Checking that DMA is enabled on the hard drive(s) wouldn't be amiss. For DVD Flick, a 45 minute AVI to DVD runs 40 minutes - excluding the burn. In my case: My Computer => Properties => Hardware => Device Manager => IDE Controllers => Primary (or Secondary) => Properties => Advanced Settings.
8 years old - that is more than likely why - much slower processors back then. I'd say time for an upgrade
Quick question folks tried both DVD flick and convertxtodvd both work with no problems an Avi file 700mb takes about 40 minutes with DVD flick now since the said avi file has already been compressed converting it to the dvd_video standard wont make the quality any better just makes the file size larger in convertxtodvd you can select the file size so with the file only being 700mb why need to make it any bigger wont improve the quality so if I select say 1Gig output size takes about 20 minutes please correct me if I’m missing something
You cannot have a running time of sixty minutes, 700MB AVI format, converted to 1GB in MPEG-2 format and expect to have the same quality. The nature of mpeg-2 files is that, for equal running time, they are larger than the same movie in AVI format. You either let the converter use the full DVD space to maximize quality or lose something by further compression.
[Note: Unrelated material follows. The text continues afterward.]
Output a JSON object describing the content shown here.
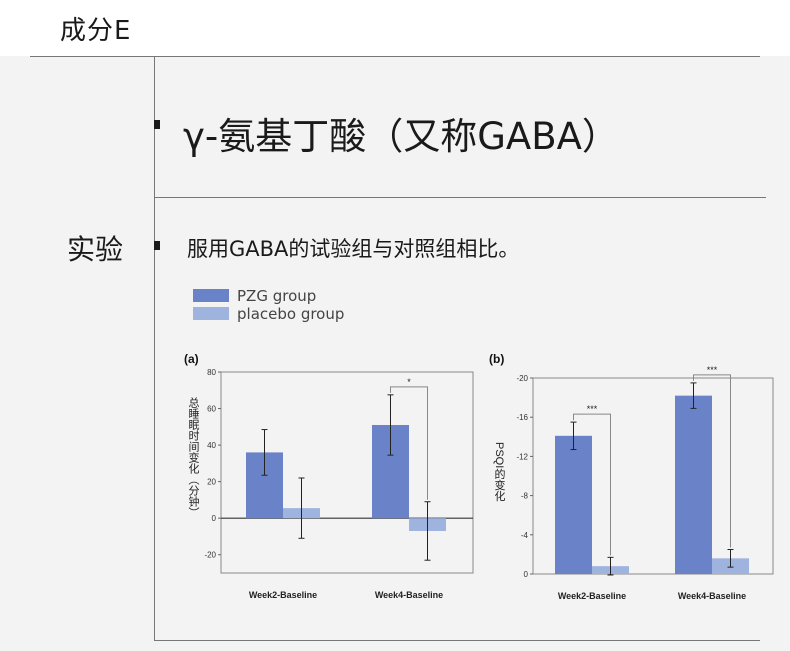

Cheers for the info I’m no expert on video conversion don’t do enough so I’ll have to take your word on it still cant see how converting a 700mb DVD rip to 4.3 gig is necessary the said file converted it to both sizes 4.3 gig and 1 gig and couldn’t see the difference and my TV is a 40 inch LCD.
I can't go into the little details but just remember that you are taking one format with a certain profile/specs and converting it to another - depending on how much of a change that is has an effect on the final size. attar knows their stuff so I would trust what they say.